Identification of essential integrated STEM curriculum implementation components
Keywords:engineering design, STEM curriculum, math modeling activities, elementary level
Measuring the factors affecting the implementation process are critical steps for understanding how, why, and under what circumstances integrated STEM curriculum innovations work. The overarching goal of this National Science Foundation (NSF) funded project was to design, field-test, implement, and evaluate contextualized integrated STEM learning experiences that use agricultural life sciences (AgS) as a context. To that end, we developed AgS model-eliciting activities (MEAs). MEAs are thought-revealing tasks that require student teams to mathematize real-world situations.
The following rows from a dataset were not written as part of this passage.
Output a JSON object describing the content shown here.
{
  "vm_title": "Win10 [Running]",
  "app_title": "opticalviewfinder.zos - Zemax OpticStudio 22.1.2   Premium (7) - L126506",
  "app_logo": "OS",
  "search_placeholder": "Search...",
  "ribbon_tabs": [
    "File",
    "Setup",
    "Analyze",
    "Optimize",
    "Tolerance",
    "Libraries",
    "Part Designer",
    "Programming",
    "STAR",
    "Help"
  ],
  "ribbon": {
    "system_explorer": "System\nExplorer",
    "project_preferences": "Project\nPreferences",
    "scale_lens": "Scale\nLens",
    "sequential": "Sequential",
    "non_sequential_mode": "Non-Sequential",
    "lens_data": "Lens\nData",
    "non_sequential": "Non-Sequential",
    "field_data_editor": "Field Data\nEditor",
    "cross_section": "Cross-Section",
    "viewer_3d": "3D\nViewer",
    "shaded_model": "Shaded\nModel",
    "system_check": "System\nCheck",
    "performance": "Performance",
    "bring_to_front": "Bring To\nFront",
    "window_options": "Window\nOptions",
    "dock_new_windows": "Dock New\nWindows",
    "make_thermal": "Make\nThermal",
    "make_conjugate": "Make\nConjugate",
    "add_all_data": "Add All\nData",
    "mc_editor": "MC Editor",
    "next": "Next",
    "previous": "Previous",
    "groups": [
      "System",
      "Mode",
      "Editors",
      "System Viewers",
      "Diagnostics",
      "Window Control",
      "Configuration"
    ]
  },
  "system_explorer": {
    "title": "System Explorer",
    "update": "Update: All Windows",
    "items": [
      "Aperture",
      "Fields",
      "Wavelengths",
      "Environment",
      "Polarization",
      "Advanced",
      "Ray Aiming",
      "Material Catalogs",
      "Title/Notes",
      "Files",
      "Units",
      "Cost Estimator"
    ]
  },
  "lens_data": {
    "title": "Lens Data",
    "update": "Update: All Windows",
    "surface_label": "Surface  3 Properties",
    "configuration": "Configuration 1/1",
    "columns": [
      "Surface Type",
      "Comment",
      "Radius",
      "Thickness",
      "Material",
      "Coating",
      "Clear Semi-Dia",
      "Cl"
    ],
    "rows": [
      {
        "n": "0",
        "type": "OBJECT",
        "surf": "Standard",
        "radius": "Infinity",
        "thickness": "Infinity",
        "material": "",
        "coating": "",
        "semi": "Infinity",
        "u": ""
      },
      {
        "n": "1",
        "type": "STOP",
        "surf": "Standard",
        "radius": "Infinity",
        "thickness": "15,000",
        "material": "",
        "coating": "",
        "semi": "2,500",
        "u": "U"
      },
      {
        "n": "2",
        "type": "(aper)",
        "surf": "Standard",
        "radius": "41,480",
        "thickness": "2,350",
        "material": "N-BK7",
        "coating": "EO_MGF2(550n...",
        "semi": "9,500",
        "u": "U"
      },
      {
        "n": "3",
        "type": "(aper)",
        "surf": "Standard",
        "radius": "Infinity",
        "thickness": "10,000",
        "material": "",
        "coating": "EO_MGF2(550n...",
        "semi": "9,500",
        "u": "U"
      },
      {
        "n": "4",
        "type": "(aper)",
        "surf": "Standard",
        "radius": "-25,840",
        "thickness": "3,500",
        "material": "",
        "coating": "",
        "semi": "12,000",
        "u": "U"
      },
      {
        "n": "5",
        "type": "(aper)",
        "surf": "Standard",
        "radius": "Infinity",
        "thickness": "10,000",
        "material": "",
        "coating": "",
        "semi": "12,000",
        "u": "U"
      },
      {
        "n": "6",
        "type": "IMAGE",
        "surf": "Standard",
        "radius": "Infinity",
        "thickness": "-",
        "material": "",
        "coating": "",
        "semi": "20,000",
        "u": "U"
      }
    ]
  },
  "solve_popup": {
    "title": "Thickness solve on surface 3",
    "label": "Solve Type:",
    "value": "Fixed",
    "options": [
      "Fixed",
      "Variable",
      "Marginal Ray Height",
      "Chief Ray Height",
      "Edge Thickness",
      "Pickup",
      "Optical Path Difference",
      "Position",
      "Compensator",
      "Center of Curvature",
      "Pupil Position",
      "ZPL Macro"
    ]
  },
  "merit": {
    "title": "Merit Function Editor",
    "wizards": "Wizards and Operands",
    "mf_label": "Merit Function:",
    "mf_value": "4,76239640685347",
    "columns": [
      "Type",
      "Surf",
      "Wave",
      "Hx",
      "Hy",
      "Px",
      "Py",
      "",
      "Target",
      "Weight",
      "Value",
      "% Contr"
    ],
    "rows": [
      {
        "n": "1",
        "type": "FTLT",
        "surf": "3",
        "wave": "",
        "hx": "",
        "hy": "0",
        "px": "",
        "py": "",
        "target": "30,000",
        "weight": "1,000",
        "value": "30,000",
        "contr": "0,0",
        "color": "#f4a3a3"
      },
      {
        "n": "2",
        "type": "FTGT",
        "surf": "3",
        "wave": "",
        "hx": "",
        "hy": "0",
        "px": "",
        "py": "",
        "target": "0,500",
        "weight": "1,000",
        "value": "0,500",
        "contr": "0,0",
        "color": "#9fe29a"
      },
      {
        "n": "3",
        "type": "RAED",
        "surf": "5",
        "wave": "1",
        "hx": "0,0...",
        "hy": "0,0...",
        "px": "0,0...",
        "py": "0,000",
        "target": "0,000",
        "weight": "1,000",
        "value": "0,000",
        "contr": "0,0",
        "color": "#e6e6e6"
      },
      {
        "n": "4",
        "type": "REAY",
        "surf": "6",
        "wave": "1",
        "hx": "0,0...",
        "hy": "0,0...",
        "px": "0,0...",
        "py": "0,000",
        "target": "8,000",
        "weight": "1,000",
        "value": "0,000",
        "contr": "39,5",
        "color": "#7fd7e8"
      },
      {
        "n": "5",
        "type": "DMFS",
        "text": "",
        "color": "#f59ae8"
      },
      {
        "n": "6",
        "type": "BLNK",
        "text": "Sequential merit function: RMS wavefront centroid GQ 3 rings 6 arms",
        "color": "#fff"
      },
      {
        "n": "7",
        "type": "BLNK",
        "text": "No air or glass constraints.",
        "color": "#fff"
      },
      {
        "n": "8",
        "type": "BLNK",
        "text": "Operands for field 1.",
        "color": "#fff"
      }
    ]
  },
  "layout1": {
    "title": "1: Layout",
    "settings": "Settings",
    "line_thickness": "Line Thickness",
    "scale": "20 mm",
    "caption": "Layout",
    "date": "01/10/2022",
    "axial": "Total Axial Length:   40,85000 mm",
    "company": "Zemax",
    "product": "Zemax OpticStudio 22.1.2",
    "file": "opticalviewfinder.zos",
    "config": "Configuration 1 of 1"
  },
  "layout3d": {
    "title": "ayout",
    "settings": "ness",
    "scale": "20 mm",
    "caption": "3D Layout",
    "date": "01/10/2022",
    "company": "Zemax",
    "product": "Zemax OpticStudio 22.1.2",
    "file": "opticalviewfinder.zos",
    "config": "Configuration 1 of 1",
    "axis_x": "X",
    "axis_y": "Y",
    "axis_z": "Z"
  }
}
The present study employed the iterative engineering design process guided by the innovation implementation framework to identify essential structural and interactional integrated STEM curriculum implementation components. Common Core State Standards (CCSS), teacher scopes and sequence plans, student readability level, agricultural life science contexts, culturally relevant pedagogy, and access to STEM mentors were mapped to the AgS MEA curriculum implementations. Drawing on semi-structured teacher interviews (individual and focus group), recorded teacher development sessions, and documented expert consultations, this study provides research-to-practice findings that support the effective implementation of an innovative integrated STEM curriculum for elementary grade levels. An iterative engineering design process guided by the innovation implementation framework provided a strategic iterative method to utilize teacher feedback over five AgS MEA implementations. Six structural and six interactive AgS MEA implementation components were identified. The results from this work can help mitigate the barriers researchers and teachers experience when implementing integrated STEM curriculum innovations.